The permanent shortage of homes on the market and high mortgage rates are weighing on sales. With supply in short supply, housing prices are rising again on a monthly basis. That combined with the average rate on a popular 30-year fixed mortgage of just under 7%, according to data from mortgage financing agency Freddie Mac, could drive first-time buyers out of the market.
Most homeowners have mortgage rates of less than 5%, which means they have no incentive to sell. The pace of sales last month was the weakest of any June since 2009, during the subprime mortgage crisis.
“Price stability may be enough to convince more owners to put their homes on the market, but the fate of existing home inventories and mortgage rates will likely remain linked for the foreseeable future,” said Eric Johnson, chief economist at BMO Capital Markets in Toronto.

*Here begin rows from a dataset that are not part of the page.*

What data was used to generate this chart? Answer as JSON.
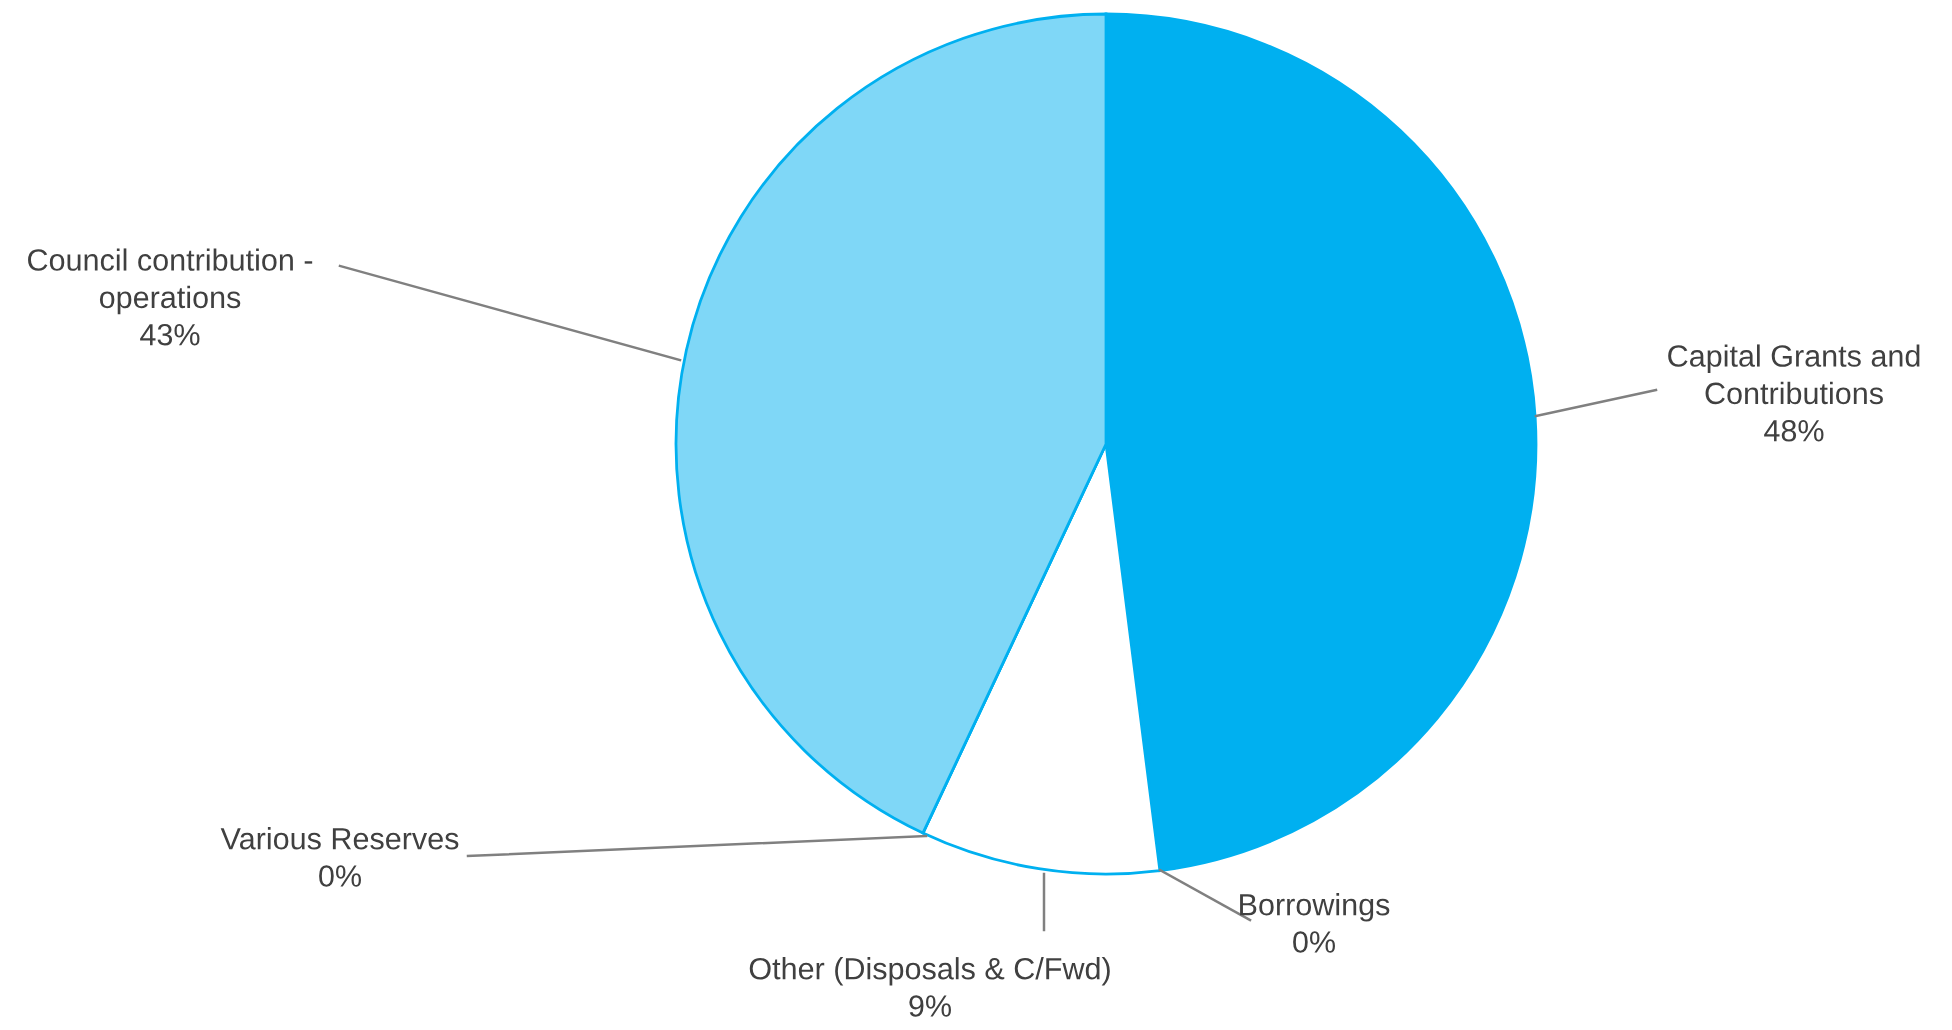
{
  "chart_data": {
    "type": "pie",
    "categories": [
      "Capital Grants and\nContributions",
      "Borrowings",
      "Other (Disposals & C/Fwd)",
      "Various Reserves",
      "Council contribution -\noperations"
    ],
    "values": [
      48,
      0,
      9,
      0,
      43
    ],
    "value_labels": [
      "48%",
      "0%",
      "9%",
      "0%",
      "43%"
    ],
    "colors": [
      "#00b0f0",
      "#00b0f0",
      "#ffffff",
      "#00b0f0",
      "#7fd7f7"
    ]
  }
}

A fourth report from the Federal Reserve Bank of Philadelphia showed that factory activity in the Mid-Atlantic region remained weak in July, but manufacturers were more optimistic about business conditions over the next six months.
“Weak commodity demand and higher borrowing costs continue to be hurdles,” said Rubela Farooqui, chief US economist at High Frequency Economics in New York.
“But restoring supply chains and infrastructure projects and stabilizing rates and demand can provide support for manufacturing activity over time.”
(Reporting by Lucia Mutikani) Additional reporting by Safiye Riddell in New York. Editing by Paul Simao and Andrea Ricci
Our standards: Thomson Reuters Trust Principles.